Re: board game revival, I learned this world existed a funny way about 7 years ago. I was doing an overnight medical study and the technician who was working with me turned out to be a huge nerd. Somehow we got on the topic of what board games he liked and he mentioned Carcassone, Dominion and Settlers amongst a few others. But he said Settlers was the game to start with if you were "new" to the old world of board gaming. I picked it up later that week and have since introduced at least 40 different people to it. I seem to have been right on the edge of the trend popularizing because I now have learned there are many college student gamer groups and even "cool" kids think it's okay to have a board game night so it's growing in social acceptance.

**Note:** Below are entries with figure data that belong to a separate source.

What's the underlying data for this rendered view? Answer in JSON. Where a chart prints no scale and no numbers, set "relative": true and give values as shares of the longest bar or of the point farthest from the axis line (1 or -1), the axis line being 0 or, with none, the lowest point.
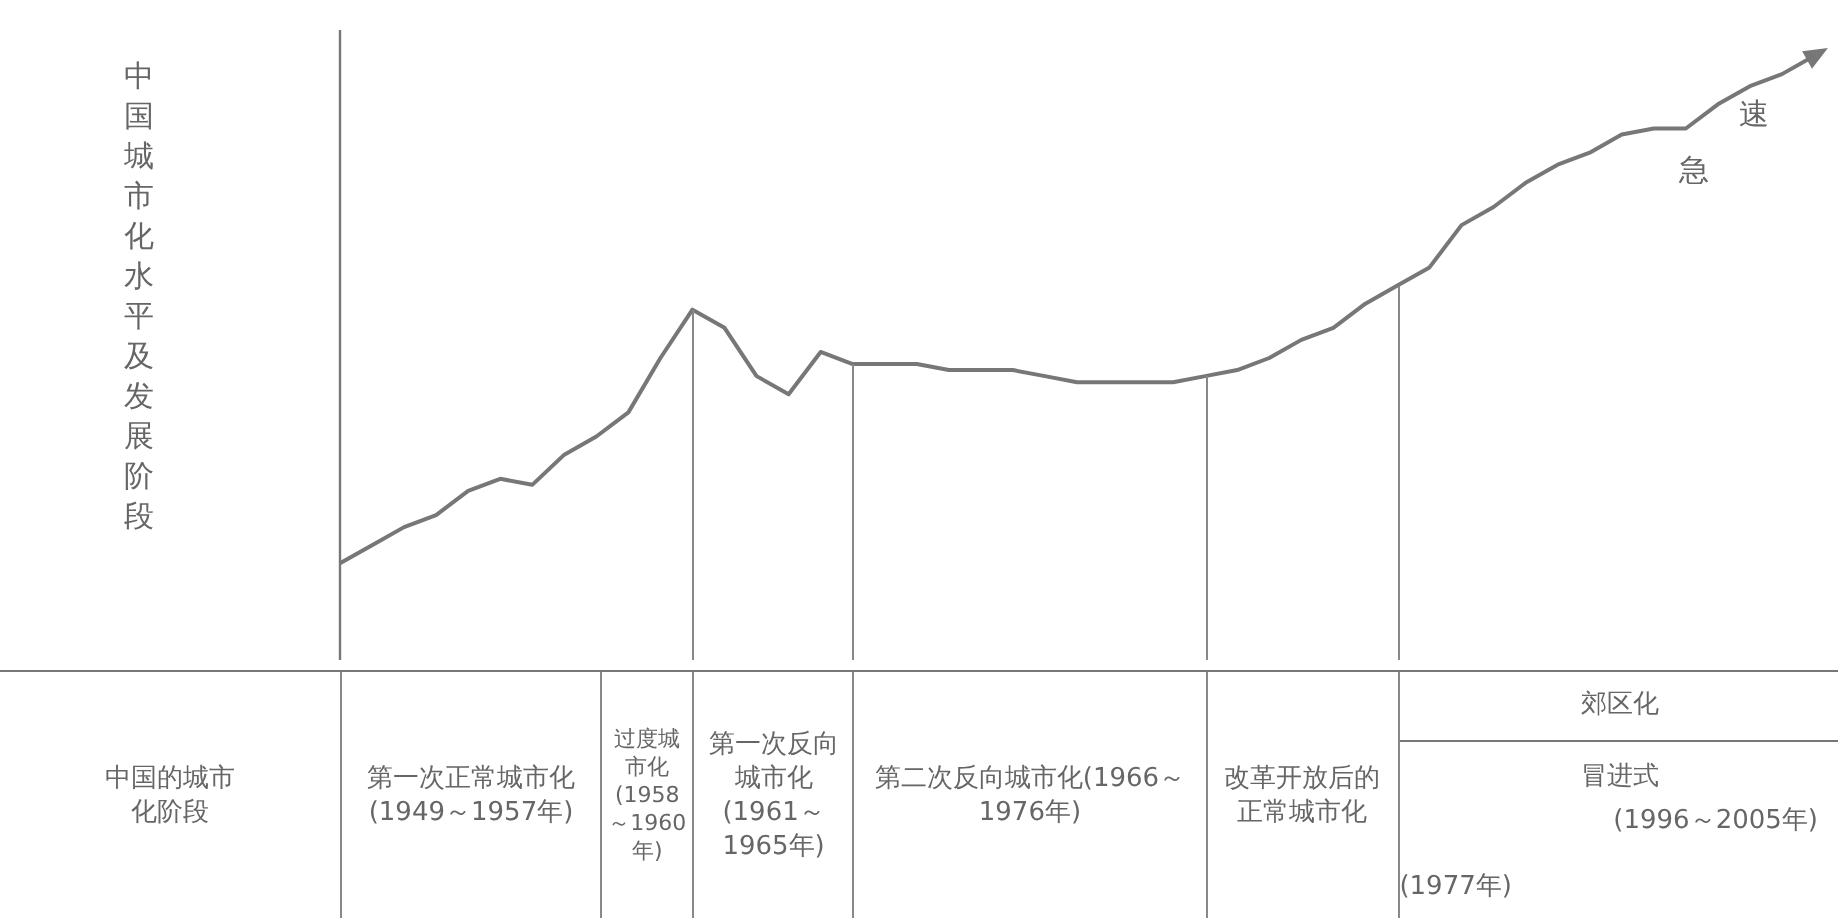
{
  "chart_data": {
    "type": "line",
    "relative": true,
    "categories": [
      null,
      null,
      null,
      null,
      null,
      null,
      null,
      null,
      null,
      null,
      null,
      null,
      null,
      null,
      null,
      null,
      null,
      null,
      null,
      null,
      null,
      null,
      null,
      null,
      null,
      null,
      null,
      null,
      null,
      null,
      null,
      null,
      null,
      null,
      null,
      null,
      null,
      null,
      null,
      null,
      null,
      null,
      null,
      null,
      null,
      null,
      null
    ],
    "series": [
      {
        "color": "#777777",
        "values": [
          0.16,
          0.19,
          0.22,
          0.24,
          0.28,
          0.3,
          0.29,
          0.34,
          0.37,
          0.41,
          0.5,
          0.58,
          0.55,
          0.47,
          0.44,
          0.51,
          0.49,
          0.49,
          0.49,
          0.48,
          0.48,
          0.48,
          0.47,
          0.46,
          0.46,
          0.46,
          0.46,
          0.47,
          0.48,
          0.5,
          0.53,
          0.55,
          0.59,
          0.62,
          0.65,
          0.72,
          0.75,
          0.79,
          0.82,
          0.84,
          0.87,
          0.88,
          0.88,
          0.92,
          0.95,
          0.97,
          1
        ]
      }
    ],
    "annotations": [
      "急",
      "速",
      "中国的城市化阶段",
      "第一次正常城市化(1949～1957年)",
      "过度城市化(1958～1960年)",
      "第一次反向城市化(1961～1965年)",
      "第二次反向城市化(1966～1976年)",
      "改革开放后的正常城市化",
      "(1977年)",
      "郊区化",
      "冒进式",
      "(1996～2005年)",
      "中国城市化水平及发展阶段"
    ],
    "legend": false,
    "marker": "none",
    "line_style": "solid"
  }
}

The article mentioned several games I had never heard of so that was helpful for further research. I agree with the articles argument that board games provide a good excuse to socialize with people in a way that seems to be largely missing in the modern world. I have used board games as a set piece to connect with both family and friends-- once people learn the game few have been able to resist the fun combined with the opportunity to just spend time with others.

One game that has a long legacy and isn't mentioned is Magic: The Gathering. It's really a card game and is really for 2 players, which is maybe why it doesn't "fit" in the board gaming social culture. But it is similar to what makes these other games great in that it is "simple to learn, difficult to master" with almost infinite complexity and expandability. It can also get really expensive to play over time if you want to keep growing your card collection!

An interesting case study in disruptive innovation is the way Wizards of the Coast (publishers of MTG) missed the opportunity to create an outstanding online digital version of their game. There were several products and attempts over the last two decades, including the CD-based MTG Encyclopedia product (no real game-play capability, just card collection management) and more recently MTG Online, but both were pretty weak offerings in multiple ways. It took an outsider competitor, Blizzard Entertainment, with their World of Warcraft-themed online card game, Hearthstone, to create what MTG Online should've been.

Hearthstone is also not a board game, but it definitely fits into the "board game cafe" culture, so much so that the theme of the game is a couple players sitting in a "tavern" playing the card game together. It has the easy to pick up and learn, difficult to master gameplay greatness of its inspiration, MTG, similar to all other "outstanding games", and the art, sound and technology are top notch. It is easily the best game out there right now in the board game geek-type genre aside from some of these actual board game classics mentioned in the article.

The West needs a new "pub" culture and I am happy to see board game cafes take up the task.